The Matrix is an iconic late-'90s film about virtual reality simulation.
The real world will seem flat, colorless, blurry compared to the experiences you'll be able to create in people's brains," Gabe Newell says in an interview on New Zealand's 1 News, referring to neural interfaces. According to him, Valve is interested in the possibility of connecting the brain directly to the computer and already has its own developments, in particular, an open-source program that could become a bridge between developers and brain signals. The new experience Newell is talking about is already much closer to a notional The Matrix or "Deeptown" from Sergei Lukyanenko's "Labyrinth of Reflections" trilogy - in theory, the ability to interact with the virtual world and the instant response that can take eSports to a whole other level. In the second episode of the third season of the Black Mirror series the plot is based on the interaction of a video game tester with the virtual reality, which adjusts to his fears - with neurointerfaces such mechanics, and, for example, dynamic complexity, may well be implemented.
Throughout history, whether it was the era of the arcade game machines, the console wars, the emergence of new genres, handheld devices, the possibility of online gaming, virtual reality, or the advent of leaving only monitors and gamepads, abandoning the system, history has always moved to where it can offer the player a unique experience. Whichever way you look at video games, whether they are mass-market entertainment or art, video games have something that no other industry can offer, namely interactive interaction... The ability to operate in schemes, conditions, and paradigms that are limited only by the intention of their creators. If our world has laws that are formed and understood by us, then for video games, these frameworks can be expanded, and the laws by which it will operate can be subject to change.
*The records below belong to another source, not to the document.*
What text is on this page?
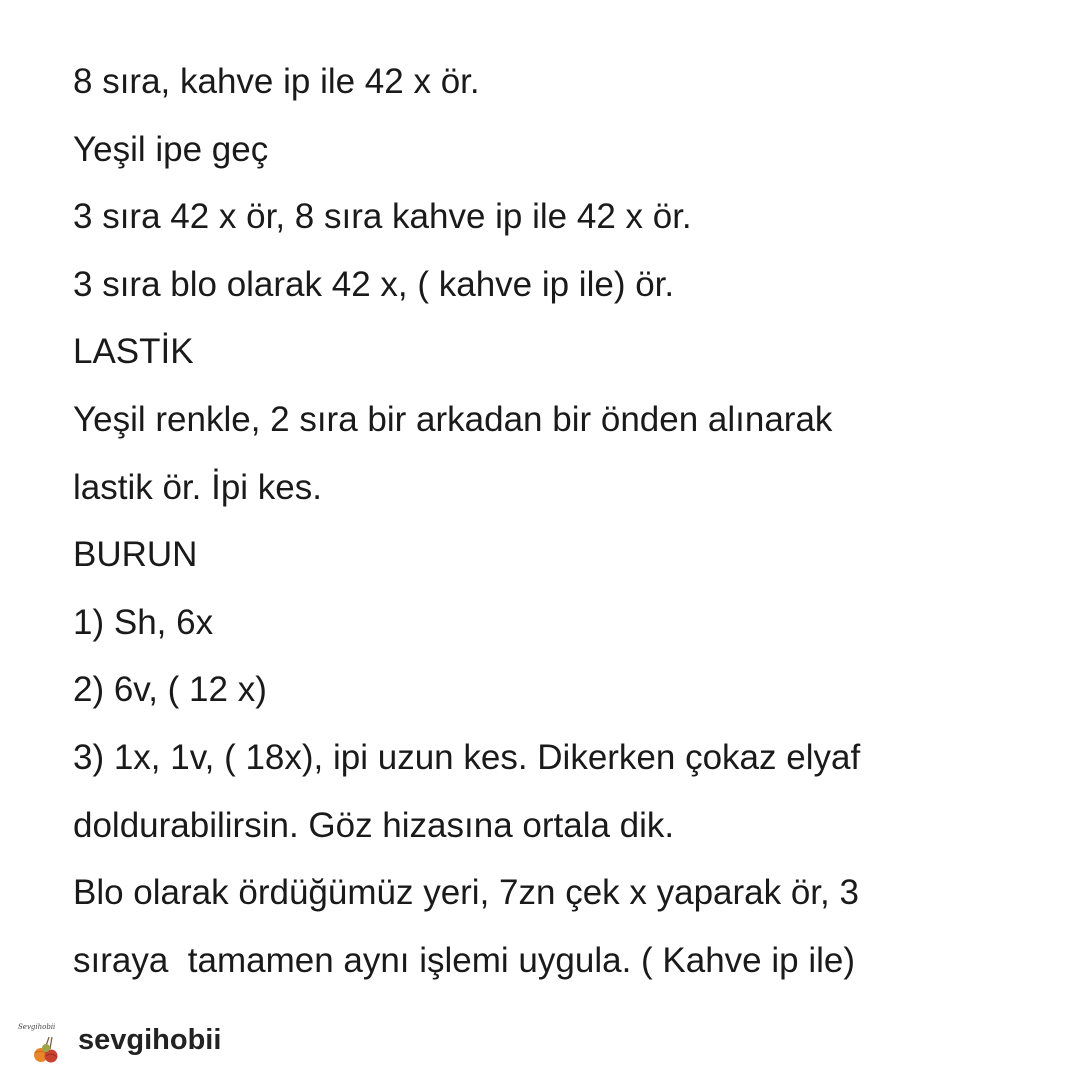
8 sıra, kahve ip ile 42 x ör.
Yeşil ipe geç
3 sıra 42 x ör, 8 sıra kahve ip ile 42 x ör.
3 sıra blo olarak 42 x, ( kahve ip ile) ör.
LASTİK
Yeşil renkle, 2 sıra bir arkadan bir önden alınarak
lastik ör. İpi kes.
BURUN
1) Sh, 6x
2) 6v, ( 12 x)
3) 1x, 1v, ( 18x), ipi uzun kes. Dikerken çokaz elyaf
doldurabilirsin. Göz hizasına ortala dik.
Blo olarak ördüğümüz yeri, 7zn çek x yaparak ör, 3
sıraya  tamamen aynı işlemi uygula. ( Kahve ip ile)
Sevgihobii sevgihobii
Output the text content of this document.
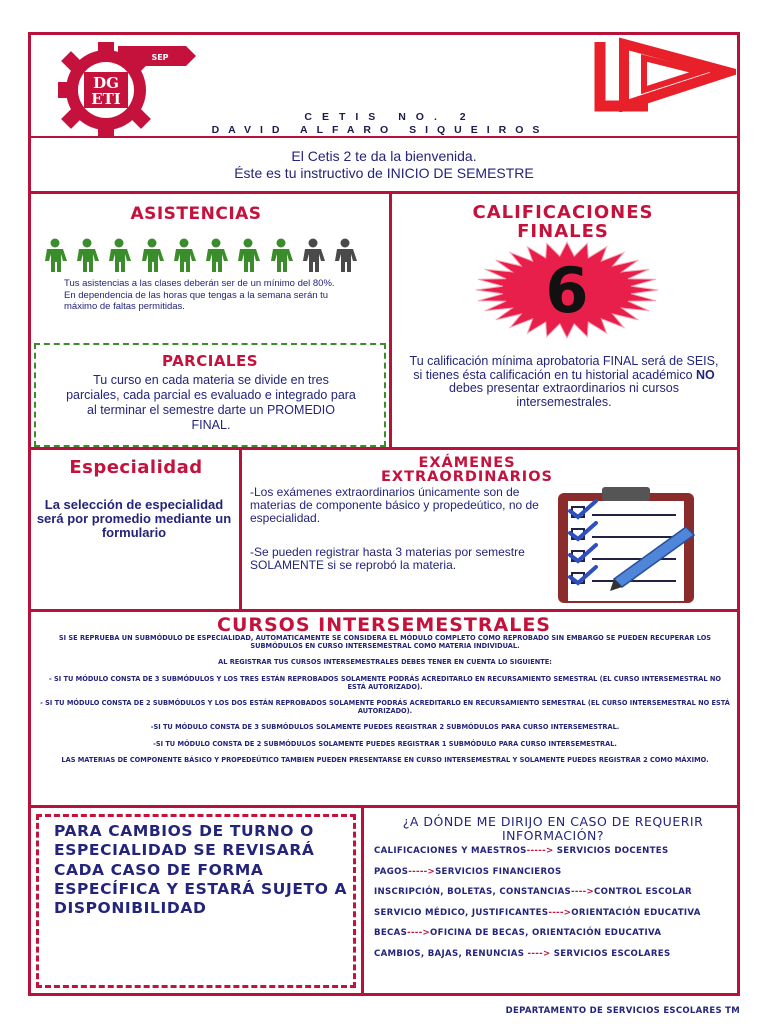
DG
ETI
SEP
CETIS NO. 2
DAVID ALFARO SIQUEIROS
El Cetis 2 te da la bienvenida.
Éste es tu instructivo de INICIO DE SEMESTRE
ASISTENCIAS
Tus asistencias a las clases deberán ser de un mínimo del 80%. En dependencia de las horas que tengas a la semana serán tu máximo de faltas permitidas.
PARCIALES
Tu curso en cada materia se divide en tres parciales, cada parcial es evaluado e integrado para al terminar el semestre darte un PROMEDIO FINAL.
CALIFICACIONES
FINALES
6
Tu calificación mínima aprobatoria FINAL será de SEIS, si tienes ésta calificación en tu historial académico NO debes presentar extraordinarios ni cursos intersemestrales.
Especialidad
La selección de especialidad será por promedio mediante un formulario
EXÁMENES
EXTRAORDINARIOS
-Los exámenes extraordinarios únicamente son de materias de componente básico y propedeútico, no de especialidad.
-Se pueden registrar hasta 3 materias por semestre SOLAMENTE si se reprobó la materia.
CURSOS INTERSEMESTRALES

SI SE REPRUEBA UN SUBMÓDULO DE ESPECIALIDAD, AUTOMATICAMENTE SE CONSIDERA EL MÓDULO COMPLETO COMO REPROBADO SIN EMBARGO SE PUEDEN RECUPERAR LOS SUBMÓDULOS EN CURSO INTERSEMESTRAL COMO MATERIA INDIVIDUAL.

AL REGISTRAR TUS CURSOS INTERSEMESTRALES DEBES TENER EN CUENTA LO SIGUIENTE:

- SI TU MÓDULO CONSTA DE 3 SUBMÓDULOS Y LOS TRES ESTÁN REPROBADOS SOLAMENTE PODRÁS ACREDITARLO EN RECURSAMIENTO SEMESTRAL (EL CURSO INTERSEMESTRAL NO ESTÁ AUTORIZADO).

- SI TU MÓDULO CONSTA DE 2 SUBMÓDULOS Y LOS DOS ESTÁN REPROBADOS SOLAMENTE PODRÁS ACREDITARLO EN RECURSAMIENTO SEMESTRAL (EL CURSO INTERSEMESTRAL NO ESTÁ AUTORIZADO).

-SI TU MÓDULO CONSTA DE 3 SUBMÓDULOS SOLAMENTE PUEDES REGISTRAR 2 SUBMÓDULOS PARA CURSO INTERSEMESTRAL.

-SI TU MÓDULO CONSTA DE 2 SUBMÓDULOS SOLAMENTE PUEDES REGISTRAR 1 SUBMÓDULO PARA CURSO INTERSEMESTRAL.

LAS MATERIAS DE COMPONENTE BÁSICO Y PROPEDEÚTICO TAMBIEN PUEDEN PRESENTARSE EN CURSO INTERSEMESTRAL Y SOLAMENTE PUEDES REGISTRAR 2 COMO MÁXIMO.

PARA CAMBIOS DE TURNO O ESPECIALIDAD SE REVISARÁ CADA CASO DE FORMA ESPECÍFICA Y ESTARÁ SUJETO A DISPONIBILIDAD
¿A DÓNDE ME DIRIJO EN CASO DE REQUERIR INFORMACIÓN?
CALIFICACIONES Y MAESTROS-----> SERVICIOS DOCENTES
PAGOS----->SERVICIOS FINANCIEROS
INSCRIPCIÓN, BOLETAS, CONSTANCIAS---->CONTROL ESCOLAR
SERVICIO MÉDICO, JUSTIFICANTES---->ORIENTACIÓN EDUCATIVA
BECAS---->OFICINA DE BECAS, ORIENTACIÓN EDUCATIVA
CAMBIOS, BAJAS, RENUNCIAS ----> SERVICIOS ESCOLARES
DEPARTAMENTO DE SERVICIOS ESCOLARES TM
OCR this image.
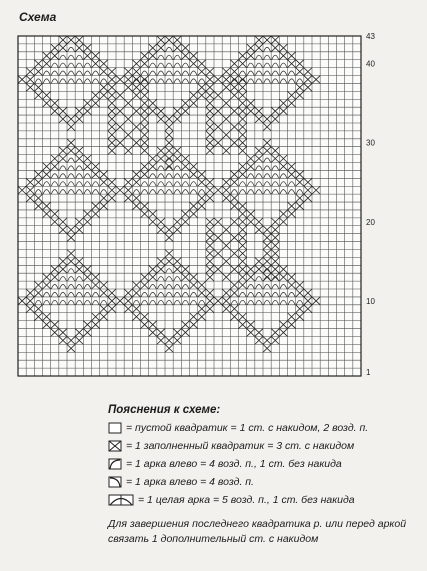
Схема
40
30
20
10
1
43
Пояснения к схеме:
= пустой квадратик = 1 ст. с накидом, 2 возд. п.
= 1 заполненный квадратик = 3 ст. с накидом
= 1 арка влево = 4 возд. п., 1 ст. без накида
= 1 арка влево = 4 возд. п.
= 1 целая арка = 5 возд. п., 1 ст. без накида
Для завершения последнего квадратика р. или перед аркой связать 1 дополнительный ст. с накидом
VR and AR are already actively used within the B2B-segment, education, simulations to work in dangerous situations for humans, control of robotics and drones, but its origins are, to a great extent, taken from the video game industry. We cannot know what will happen in the future with 100% probability, but the road that leads to it is already taking shape, and it is not made of yellow bricks but of numbers that can add up to something incredible.